Let me talk to the moms out there for a minute. Remember when you first found out you were pregnant? Remember the excitement? The fear? The anticipation? Now, fast forward a few weeks. Do you remember how your days went on as normal?(Well, maybe some morning sickness kept you aware of the tiny human growing inside you.) Did you have those days when you wondered if it was real because it was too early to show a baby bump, too soon to decorate a nursery…so the days went on as normal. It’s a weird feeling. Emotions are heightened, there are definite signs of pregnancy, but to the world, they wouldn’t know you were pregnant unless you told them. Then, maybe there is fear. Fear your baby won’t be perfect, fear the pregnancy won’t last, fear that you won’t be the perfect parent you want to be (of course, no one is). For my friends and loved ones who have experienced those fears coming true, my heart breaks for you. I can’t say I understand, but I know that fear. The first trimester is a beautiful, awkward, strange place to be.
For all intents and purposes, this is my first trimester with our adopted “Zhen.” We are so new to this stage, so busy trying to balance paperwork and regular family life. It is emotional, overwhelming, surreal. I am reliving some of those fears I had when I was pregnant with Owen. Is this real? Is it finally happening? I want to plan, I want to make things ready for her, but it is too soon. Unlike pregnancy, we don’t have a solid time frame. We don’t know when our family will grow from four to five. So we have to carry on as “normal.” To the world, we are just living, but my heart is longing. My heart knows that there is a little girl waiting…and we are waiting for her.
So what is an adoptive mom supposed to do with her thoughts during the first trimester? When I was pregnant the first time, I read a lot of books and articles about pregnancy and child birth and bringing home a baby. I filled up my time researching breastfeeding, sleep training, and best baby equipment. For the second pregnancy, I don’t know that I read any new books (other than for my masters classes), and I barely got a pregnancy book together for him. But with both boys, I spent a lot of time thinking of names. By the gender-revealing ultrasound, John and I had chosen boy and girl names for our children, all with special meaning to us. So, by baby #3, of course I have been thinking of names. But it feels weird. I don’t have a 20-week ultrasound to tell me the gender.
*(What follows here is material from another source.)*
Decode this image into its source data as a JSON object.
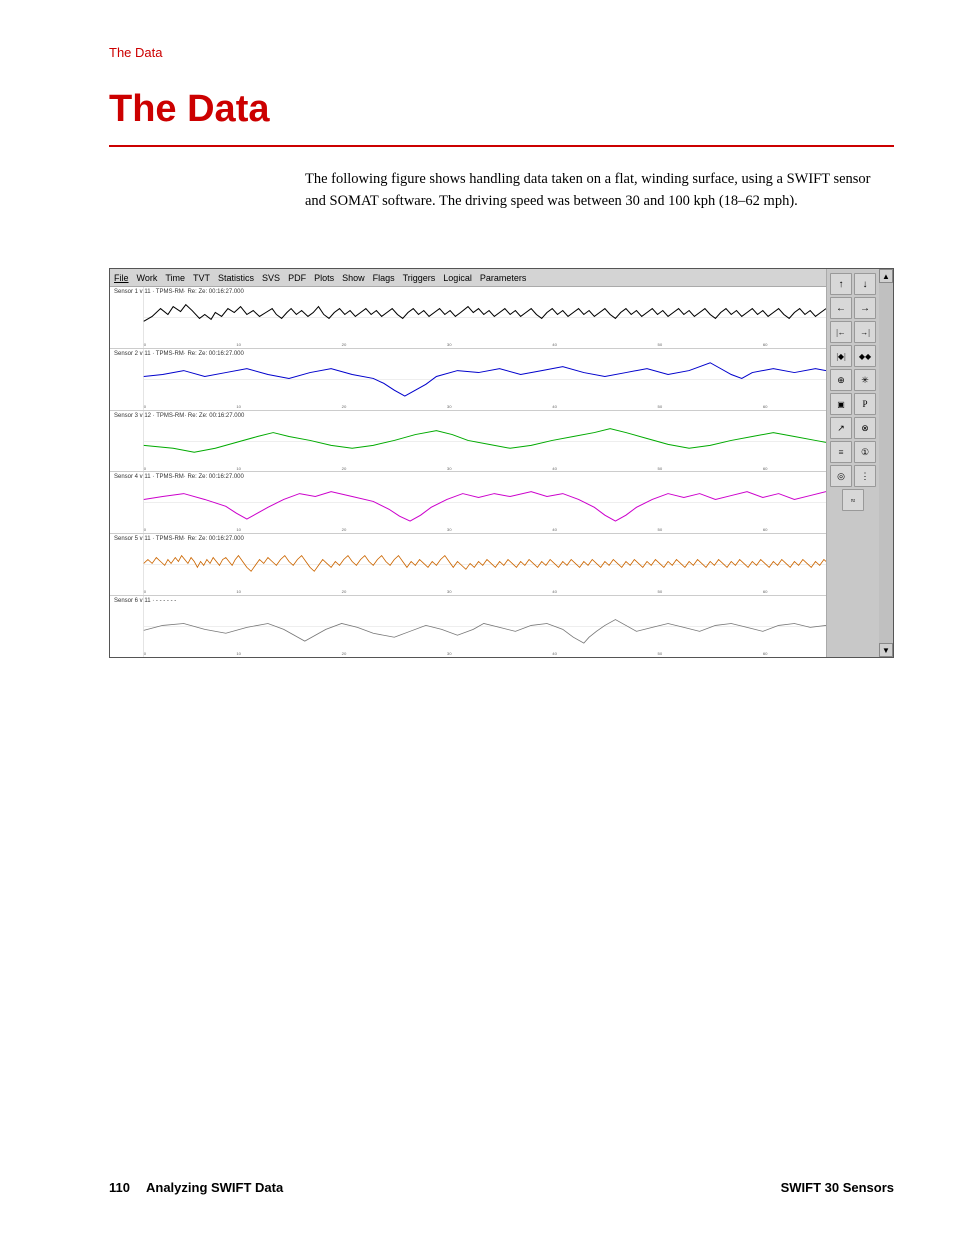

We have already chosen a girl. I don’t have only 20 weeks left to decorate a room. It may be more than 20 months before this child comes home. When I ask John about names, he can’t really wrap his mind around it. It’s too soon.
So we wait…
I don’t know what you look like, or what your name will be, but know that you are deeply loved, child number three. While we don’t know when we will meet, or what we will even say, you are prayed for, chosen, and held by God, each and every day. Just like your brothers before you, I can’t wait to see your face. There may be tears in my eyes, because in you I see His love and grace. My heart is waiting for you, wishing time would hurry on. But God’s got you, little one, and soon you will be home.